Eventuell war schon ein passendes Board vorhanden. 

Kann natürlich sein, dass du ein schlechtes Modell erwischt hast, bei dem nur Köpfen hilft.


----------



## alpha4701 (21. April 2018)

Erst einmal danke für die schnelle Antwort 
Die CPU Spannung beträgt 1,280 Volt. Habe das AsRock z270 Killer SLI ein 640Watt Netzteil von BeQuiet, 4  120mm Gehäuselüfter und eine GTX 970 verbaut.
Habe den Lüfter auf 100% gestellt weil die CPU sehr warm wurde. Andere Programme sind nicht im Einsatz. Habe mich für den 7700k weil  ich schon ein Board für ihn hatte 
Bild vom Aufbau ist im Anhang


----------



## alpha4701 (21. April 2018)

Ja hatte schon ein Board 
Aber wird die CPU dann echt so warm?


----------



## DKK007 (21. April 2018)

Bei knapp 30°C wird natürlich auch die Hardware wärmer. 
Mein i7 liegt gerade bei 47°C mit 23,6°C Zimmertemperatur. Die R9-380X liegt bei 51°C, also über der Temperatur, wo die Lüfter anlaufen. 

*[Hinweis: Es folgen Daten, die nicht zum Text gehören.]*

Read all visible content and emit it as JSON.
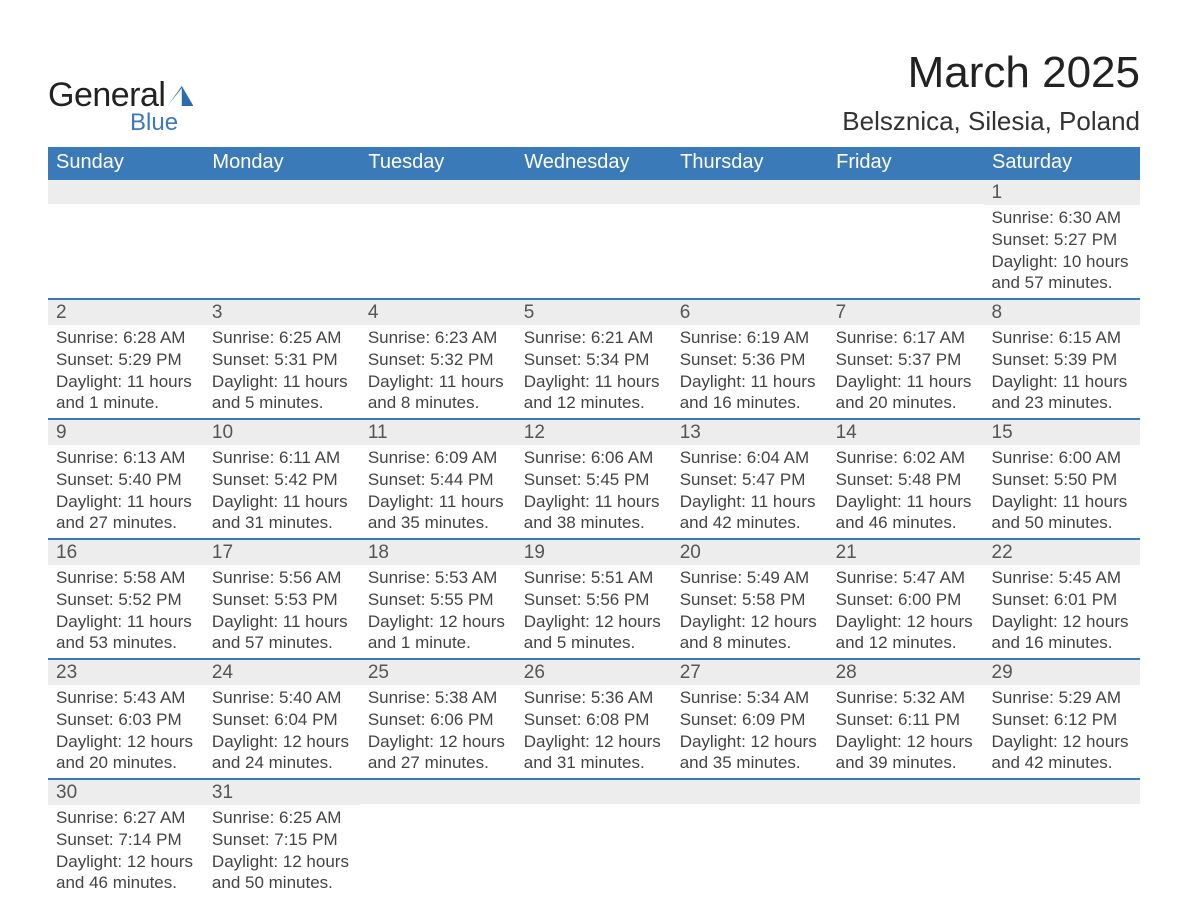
{
  "brand": {
    "word1": "General",
    "word2": "Blue"
  },
  "title": "March 2025",
  "location": "Belsznica, Silesia, Poland",
  "colors": {
    "header_bg": "#3a7ab8",
    "header_text": "#ffffff",
    "daynum_bg": "#ededed",
    "daynum_text": "#555555",
    "body_text": "#444444",
    "rule": "#3a7ab8",
    "page_bg": "#ffffff"
  },
  "typography": {
    "title_fontsize": 44,
    "location_fontsize": 26,
    "dayheader_fontsize": 20,
    "daynum_fontsize": 19,
    "body_fontsize": 17
  },
  "day_headers": [
    "Sunday",
    "Monday",
    "Tuesday",
    "Wednesday",
    "Thursday",
    "Friday",
    "Saturday"
  ],
  "labels": {
    "sunrise": "Sunrise:",
    "sunset": "Sunset:",
    "daylight": "Daylight:"
  },
  "weeks": [
    [
      {
        "n": "",
        "sunrise": "",
        "sunset": "",
        "daylight": ""
      },
      {
        "n": "",
        "sunrise": "",
        "sunset": "",
        "daylight": ""
      },
      {
        "n": "",
        "sunrise": "",
        "sunset": "",
        "daylight": ""
      },
      {
        "n": "",
        "sunrise": "",
        "sunset": "",
        "daylight": ""
      },
      {
        "n": "",
        "sunrise": "",
        "sunset": "",
        "daylight": ""
      },
      {
        "n": "",
        "sunrise": "",
        "sunset": "",
        "daylight": ""
      },
      {
        "n": "1",
        "sunrise": "6:30 AM",
        "sunset": "5:27 PM",
        "daylight": "10 hours and 57 minutes."
      }
    ],
    [
      {
        "n": "2",
        "sunrise": "6:28 AM",
        "sunset": "5:29 PM",
        "daylight": "11 hours and 1 minute."
      },
      {
        "n": "3",
        "sunrise": "6:25 AM",
        "sunset": "5:31 PM",
        "daylight": "11 hours and 5 minutes."
      },
      {
        "n": "4",
        "sunrise": "6:23 AM",
        "sunset": "5:32 PM",
        "daylight": "11 hours and 8 minutes."
      },
      {
        "n": "5",
        "sunrise": "6:21 AM",
        "sunset": "5:34 PM",
        "daylight": "11 hours and 12 minutes."
      },
      {
        "n": "6",
        "sunrise": "6:19 AM",
        "sunset": "5:36 PM",
        "daylight": "11 hours and 16 minutes."
      },
      {
        "n": "7",
        "sunrise": "6:17 AM",
        "sunset": "5:37 PM",
        "daylight": "11 hours and 20 minutes."
      },
      {
        "n": "8",
        "sunrise": "6:15 AM",
        "sunset": "5:39 PM",
        "daylight": "11 hours and 23 minutes."
      }
    ],
    [
      {
        "n": "9",
        "sunrise": "6:13 AM",
        "sunset": "5:40 PM",
        "daylight": "11 hours and 27 minutes."
      },
      {
        "n": "10",
        "sunrise": "6:11 AM",
        "sunset": "5:42 PM",
        "daylight": "11 hours and 31 minutes."
      },
      {
        "n": "11",
        "sunrise": "6:09 AM",
        "sunset": "5:44 PM",
        "daylight": "11 hours and 35 minutes."
      },
      {
        "n": "12",
        "sunrise": "6:06 AM",
        "sunset": "5:45 PM",
        "daylight": "11 hours and 38 minutes."
      },
      {
        "n": "13",
        "sunrise": "6:04 AM",
        "sunset": "5:47 PM",
        "daylight": "11 hours and 42 minutes."
      },
      {
        "n": "14",
        "sunrise": "6:02 AM",
        "sunset": "5:48 PM",
        "daylight": "11 hours and 46 minutes."
      },
      {
        "n": "15",
        "sunrise": "6:00 AM",
        "sunset": "5:50 PM",
        "daylight": "11 hours and 50 minutes."
      }
    ],
    [
      {
        "n": "16",
        "sunrise": "5:58 AM",
        "sunset": "5:52 PM",
        "daylight": "11 hours and 53 minutes."
      },
      {
        "n": "17",
        "sunrise": "5:56 AM",
        "sunset": "5:53 PM",
        "daylight": "11 hours and 57 minutes."
      },
      {
        "n": "18",
        "sunrise": "5:53 AM",
        "sunset": "5:55 PM",
        "daylight": "12 hours and 1 minute."
      },
      {
        "n": "19",
        "sunrise": "5:51 AM",
        "sunset": "5:56 PM",
        "daylight": "12 hours and 5 minutes."
      },
      {
        "n": "20",
        "sunrise": "5:49 AM",
        "sunset": "5:58 PM",
        "daylight": "12 hours and 8 minutes."
      },
      {
        "n": "21",
        "sunrise": "5:47 AM",
        "sunset": "6:00 PM",
        "daylight": "12 hours and 12 minutes."
      },
      {
        "n": "22",
        "sunrise": "5:45 AM",
        "sunset": "6:01 PM",
        "daylight": "12 hours and 16 minutes."
      }
    ],
    [
      {
        "n": "23",
        "sunrise": "5:43 AM",
        "sunset": "6:03 PM",
        "daylight": "12 hours and 20 minutes."
      },
      {
        "n": "24",
        "sunrise": "5:40 AM",
        "sunset": "6:04 PM",
        "daylight": "12 hours and 24 minutes."
      },
      {
        "n": "25",
        "sunrise": "5:38 AM",
        "sunset": "6:06 PM",
        "daylight": "12 hours and 27 minutes."
      },
      {
        "n": "26",
        "sunrise": "5:36 AM",
        "sunset": "6:08 PM",
        "daylight": "12 hours and 31 minutes."
      },
      {
        "n": "27",
        "sunrise": "5:34 AM",
        "sunset": "6:09 PM",
        "daylight": "12 hours and 35 minutes."
      },
      {
        "n": "28",
        "sunrise": "5:32 AM",
        "sunset": "6:11 PM",
        "daylight": "12 hours and 39 minutes."
      },
      {
        "n": "29",
        "sunrise": "5:29 AM",
        "sunset": "6:12 PM",
        "daylight": "12 hours and 42 minutes."
      }
    ],
    [
      {
        "n": "30",
        "sunrise": "6:27 AM",
        "sunset": "7:14 PM",
        "daylight": "12 hours and 46 minutes."
      },
      {
        "n": "31",
        "sunrise": "6:25 AM",
        "sunset": "7:15 PM",
        "daylight": "12 hours and 50 minutes."
      },
      {
        "n": "",
        "sunrise": "",
        "sunset": "",
        "daylight": ""
      },
      {
        "n": "",
        "sunrise": "",
        "sunset": "",
        "daylight": ""
      },
      {
        "n": "",
        "sunrise": "",
        "sunset": "",
        "daylight": ""
      },
      {
        "n": "",
        "sunrise": "",
        "sunset": "",
        "daylight": ""
      },
      {
        "n": "",
        "sunrise": "",
        "sunset": "",
        "daylight": ""
      }
    ]
  ]
}
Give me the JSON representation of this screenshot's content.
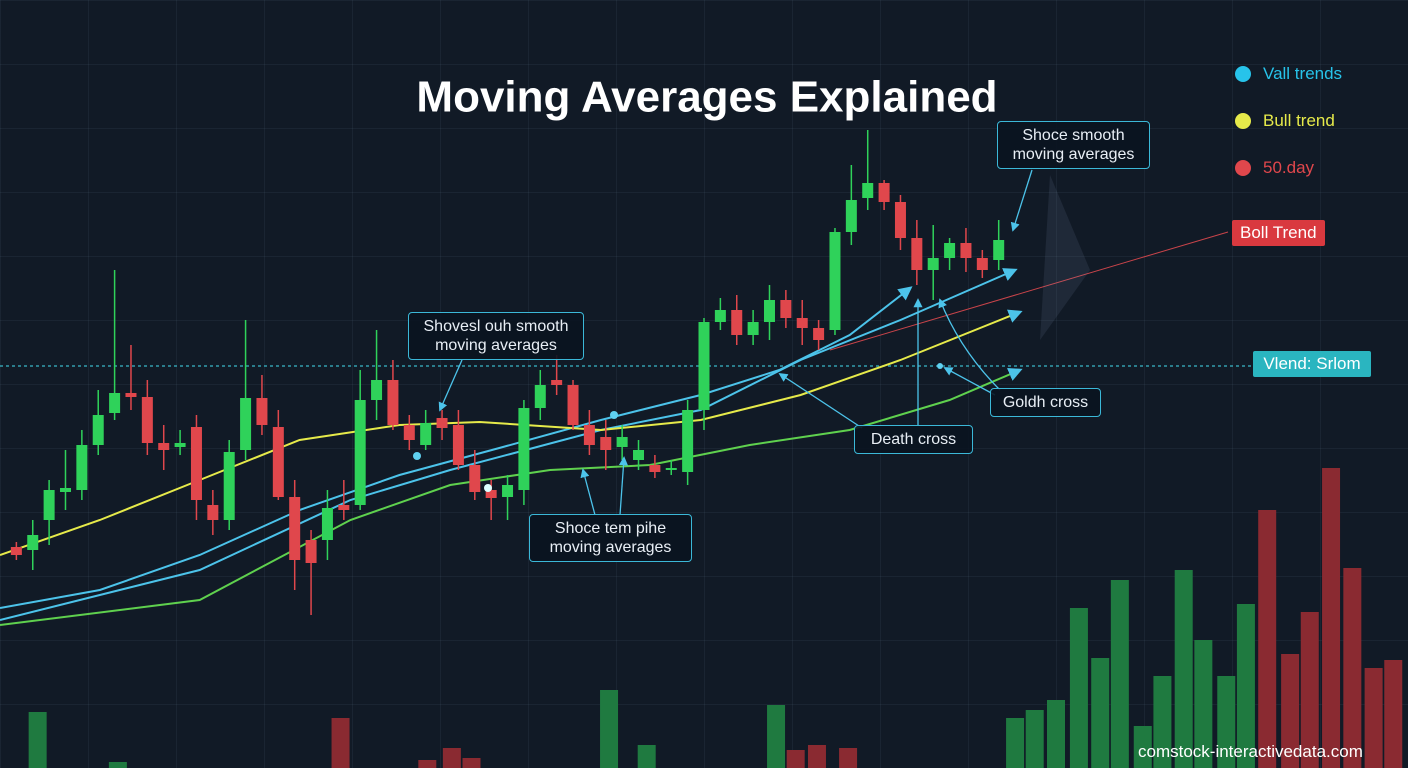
{
  "chart_data": {
    "type": "candlestick",
    "title": "Moving Averages Explained",
    "xlim": [
      -1,
      85
    ],
    "ylim": [
      0,
      600
    ],
    "up_color": "#2fd25a",
    "down_color": "#e0474c",
    "candles": {
      "open": [
        113,
        110,
        140,
        168,
        170,
        215,
        247,
        267,
        263,
        217,
        213,
        233,
        155,
        140,
        210,
        262,
        233,
        163,
        120,
        120,
        155,
        155,
        260,
        280,
        235,
        215,
        242,
        235,
        195,
        170,
        163,
        170,
        252,
        280,
        275,
        235,
        223,
        213,
        200,
        195,
        190,
        188,
        250,
        338,
        350,
        325,
        338,
        360,
        342,
        332,
        330,
        428,
        462,
        477,
        458,
        422,
        390,
        402,
        417,
        402,
        400
      ],
      "high": [
        118,
        140,
        180,
        210,
        230,
        270,
        390,
        315,
        280,
        235,
        230,
        245,
        170,
        220,
        340,
        285,
        250,
        180,
        130,
        170,
        180,
        290,
        330,
        300,
        245,
        250,
        250,
        250,
        210,
        180,
        185,
        260,
        290,
        305,
        280,
        250,
        240,
        235,
        220,
        205,
        200,
        260,
        342,
        362,
        365,
        350,
        375,
        370,
        360,
        340,
        432,
        495,
        530,
        480,
        465,
        440,
        435,
        422,
        432,
        410,
        440
      ],
      "low": [
        100,
        90,
        115,
        150,
        160,
        205,
        240,
        250,
        205,
        190,
        205,
        140,
        125,
        130,
        200,
        225,
        160,
        70,
        45,
        100,
        140,
        150,
        240,
        230,
        210,
        210,
        220,
        190,
        160,
        140,
        140,
        155,
        240,
        265,
        230,
        205,
        190,
        200,
        190,
        182,
        185,
        175,
        230,
        330,
        315,
        315,
        320,
        332,
        315,
        310,
        325,
        415,
        450,
        450,
        410,
        375,
        360,
        390,
        388,
        382,
        390
      ],
      "close": [
        105,
        125,
        170,
        172,
        215,
        245,
        267,
        263,
        217,
        210,
        217,
        160,
        140,
        208,
        262,
        235,
        163,
        100,
        97,
        152,
        150,
        260,
        280,
        235,
        220,
        237,
        232,
        195,
        168,
        162,
        175,
        252,
        275,
        275,
        235,
        215,
        210,
        223,
        210,
        188,
        192,
        250,
        338,
        350,
        325,
        338,
        360,
        342,
        332,
        320,
        428,
        460,
        477,
        458,
        422,
        390,
        402,
        417,
        402,
        390,
        420
      ]
    },
    "lines": [
      {
        "color": "#4cc3ea",
        "x": [
          -1,
          5.1,
          11.2,
          17.3,
          23.4,
          29.5,
          35.7,
          41.8,
          46.6,
          50.9,
          54.6
        ],
        "values": [
          52,
          70,
          105,
          150,
          185,
          212,
          240,
          265,
          290,
          325,
          372
        ]
      },
      {
        "color": "#4cc3ea",
        "x": [
          -1,
          11.2,
          20.4,
          26.5,
          35.7,
          41.8,
          47.9,
          54,
          61
        ],
        "values": [
          40,
          90,
          160,
          190,
          230,
          250,
          300,
          340,
          390
        ]
      },
      {
        "color": "#e6ea4a",
        "x": [
          -1,
          5.1,
          11.2,
          17.3,
          23.4,
          28.3,
          35.7,
          41.8,
          47.9,
          54,
          61.3
        ],
        "values": [
          105,
          140,
          180,
          220,
          235,
          238,
          230,
          240,
          265,
          300,
          348
        ]
      },
      {
        "color": "#5fd14e",
        "x": [
          -1,
          11.2,
          20.4,
          26.5,
          32.6,
          38.7,
          44.8,
          50.9,
          57,
          61.3
        ],
        "values": [
          35,
          60,
          140,
          175,
          190,
          195,
          215,
          230,
          260,
          290
        ]
      }
    ],
    "volume": {
      "ylim": [
        0,
        320
      ],
      "x": [
        1.3,
        6.2,
        19.8,
        25.1,
        26.6,
        27.8,
        36.2,
        38.5,
        46.4,
        47.6,
        48.9,
        50.8,
        61,
        62.2,
        63.5,
        64.9,
        66.2,
        67.4,
        68.8,
        70,
        71.3,
        72.5,
        73.9,
        75.1,
        76.4,
        77.8,
        79,
        80.3,
        81.6,
        82.9,
        84.1
      ],
      "values": [
        56,
        6,
        50,
        8,
        20,
        10,
        78,
        23,
        63,
        18,
        23,
        20,
        50,
        58,
        68,
        160,
        110,
        188,
        42,
        92,
        198,
        128,
        92,
        164,
        258,
        114,
        156,
        300,
        200,
        100,
        108
      ],
      "colors": [
        "#1f7a40",
        "#1f7a40",
        "#8a2a31",
        "#8a2a31",
        "#8a2a31",
        "#8a2a31",
        "#1f7a40",
        "#1f7a40",
        "#1f7a40",
        "#8a2a31",
        "#8a2a31",
        "#8a2a31",
        "#1f7a40",
        "#1f7a40",
        "#1f7a40",
        "#1f7a40",
        "#1f7a40",
        "#1f7a40",
        "#1f7a40",
        "#1f7a40",
        "#1f7a40",
        "#1f7a40",
        "#1f7a40",
        "#1f7a40",
        "#8a2a31",
        "#8a2a31",
        "#8a2a31",
        "#8a2a31",
        "#8a2a31",
        "#8a2a31",
        "#8a2a31"
      ]
    },
    "legend": [
      {
        "label": "Vall trends",
        "color": "#27c3ea"
      },
      {
        "label": "Bull trend",
        "color": "#e6ea4a"
      },
      {
        "label": "50.day",
        "color": "#e0474c"
      }
    ],
    "annotations": [
      "Shoce smooth moving averages",
      "Shovesl ouh smooth moving averages",
      "Shoce tem pihe moving averages",
      "Death cross",
      "Goldh cross"
    ],
    "tags": [
      "Boll Trend",
      "Vlend: Srlom"
    ],
    "source": "comstock-interactivedata.com"
  }
}
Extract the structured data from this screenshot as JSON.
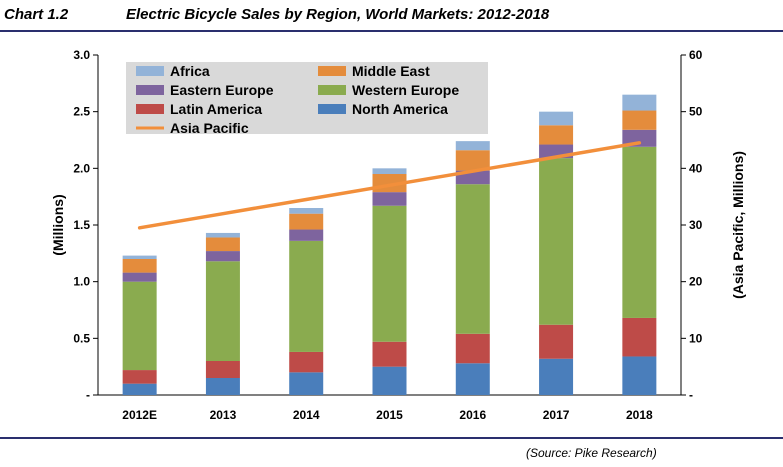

Bei der Spannung kannst du mal versuchen ein stück runter zu gehen. 1,1-1,2V sollten eigentlich reichen, wenn die KabyLake CPU nicht übertaktet ist


----------



## alpha4701 (22. April 2018)

Okay versuch ich gleich mal vielen Dank schonmal


----------



## Threshold (22. April 2018)

Hast du oben im Deckel noch einen Lüfter drin?
Klemm den mal ab oder setzt den nach hinten.


----------



## alpha4701 (22. April 2018)

Ja habe ich. Hinten ist schon einer und daher kein Platz mehr. Meinst du das wegen dem Airflow? &#55358;&#56596; Probier ich dann mal aus


----------



## teachmeluv (22. April 2018)

Die 1.280V sind zwar unproblematisch, aber auch recht hoch. Diese Auto-Funktionen der Mainboards sind mir immer zuwider. Wenn du ein bisschen "basteln" magst, würde ich die Spannung auch verringern, um damit einige Grad raus zu holen.


----------



## alpha4701 (23. April 2018)

Hab grad glaube ich den Fehler gefunden. Der Hintere Lüfter der vorinstalliert war, war falsch herum. Also hat der die warme Luft wieder in den Pc geblasen. Ich beobachte das jetzt mal aber soweit sieht es so aus als ob das der Fehler war. Danke aber ab euch alle für eure Hilfe


----------



## DKK007 (4. Mai 2018)

Damit entsteht natürlich ein Luftstau, wodurch der Kühler keine kalte Luft bekommt.


----------